Tracking the Freak Attack – use this site to find out if your browser can be compromised by a FREAK attack. If you get a positive response, either move to the latest version of Firefox or keep an eye out for updates for your specific browser.
Does this mean that my employer can easily find out if I have been surfing the web while on the clock? I get on Facebook occasionally but I could still probably get in trouble for that…what kind of work and effort would they have to pay for to find out my browsing history? We have an IT guy but he seems pretty new.
If they really want to find out your surfing activity it wouldn’t be that difficult.

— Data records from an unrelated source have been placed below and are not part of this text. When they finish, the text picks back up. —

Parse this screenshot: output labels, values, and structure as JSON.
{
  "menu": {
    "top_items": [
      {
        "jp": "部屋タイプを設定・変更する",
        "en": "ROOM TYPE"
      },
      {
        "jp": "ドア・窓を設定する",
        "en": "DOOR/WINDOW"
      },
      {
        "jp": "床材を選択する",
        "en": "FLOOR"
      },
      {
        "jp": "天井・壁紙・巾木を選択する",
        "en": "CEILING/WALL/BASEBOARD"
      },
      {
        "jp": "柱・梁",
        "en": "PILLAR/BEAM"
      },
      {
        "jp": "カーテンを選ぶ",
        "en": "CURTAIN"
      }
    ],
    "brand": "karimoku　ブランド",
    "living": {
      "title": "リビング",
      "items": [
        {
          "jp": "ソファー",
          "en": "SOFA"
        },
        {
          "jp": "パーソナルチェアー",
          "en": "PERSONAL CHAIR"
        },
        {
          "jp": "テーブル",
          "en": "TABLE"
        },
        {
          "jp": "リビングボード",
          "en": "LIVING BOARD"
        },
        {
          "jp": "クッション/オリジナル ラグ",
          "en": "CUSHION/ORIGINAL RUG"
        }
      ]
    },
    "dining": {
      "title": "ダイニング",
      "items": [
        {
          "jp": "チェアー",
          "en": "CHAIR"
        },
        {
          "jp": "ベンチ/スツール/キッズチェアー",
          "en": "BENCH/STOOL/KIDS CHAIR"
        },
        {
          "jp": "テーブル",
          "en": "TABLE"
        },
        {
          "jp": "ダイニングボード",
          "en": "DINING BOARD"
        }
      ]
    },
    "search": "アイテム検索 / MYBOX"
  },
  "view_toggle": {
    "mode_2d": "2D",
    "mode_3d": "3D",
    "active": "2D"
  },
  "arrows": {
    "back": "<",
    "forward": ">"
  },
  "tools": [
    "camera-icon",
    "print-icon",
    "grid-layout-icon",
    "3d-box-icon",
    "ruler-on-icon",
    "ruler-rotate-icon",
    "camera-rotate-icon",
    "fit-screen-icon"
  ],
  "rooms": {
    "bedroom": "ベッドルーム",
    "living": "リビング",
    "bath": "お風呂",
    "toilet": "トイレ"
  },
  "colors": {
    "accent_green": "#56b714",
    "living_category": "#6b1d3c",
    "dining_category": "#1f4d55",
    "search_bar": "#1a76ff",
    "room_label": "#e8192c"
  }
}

I traveled Europe for two months and used ONLY public computers! Fortunately I didn’t communicate anything highly sensitive or confidential via the internet cafes. However, it does creep me out that someone out there has access to all those emails I sent to my family and friends. I also am feeling so violated as I think about all the locations that might now have my picture and personal information! Are there hackers out there who do it just for fun? I like to think they wouldn’t care to hack into my personal information because I’m not a very exciting person, but now I don’t know. Are there studies or statistics following up with crimes committed by hackers who stalk other people this way?
I’ve always been an Android/Windows person. So should I get a mac to protect my privacy? How do I learn to properly configure it? That last comment in the section about macs makes me wonder if I should bother. The thought of someone else knowing what I’m browsing makes me feel so vulnerable! Is there a way to know how often the government checks in on me and my personal information? Can we stalk their stalking?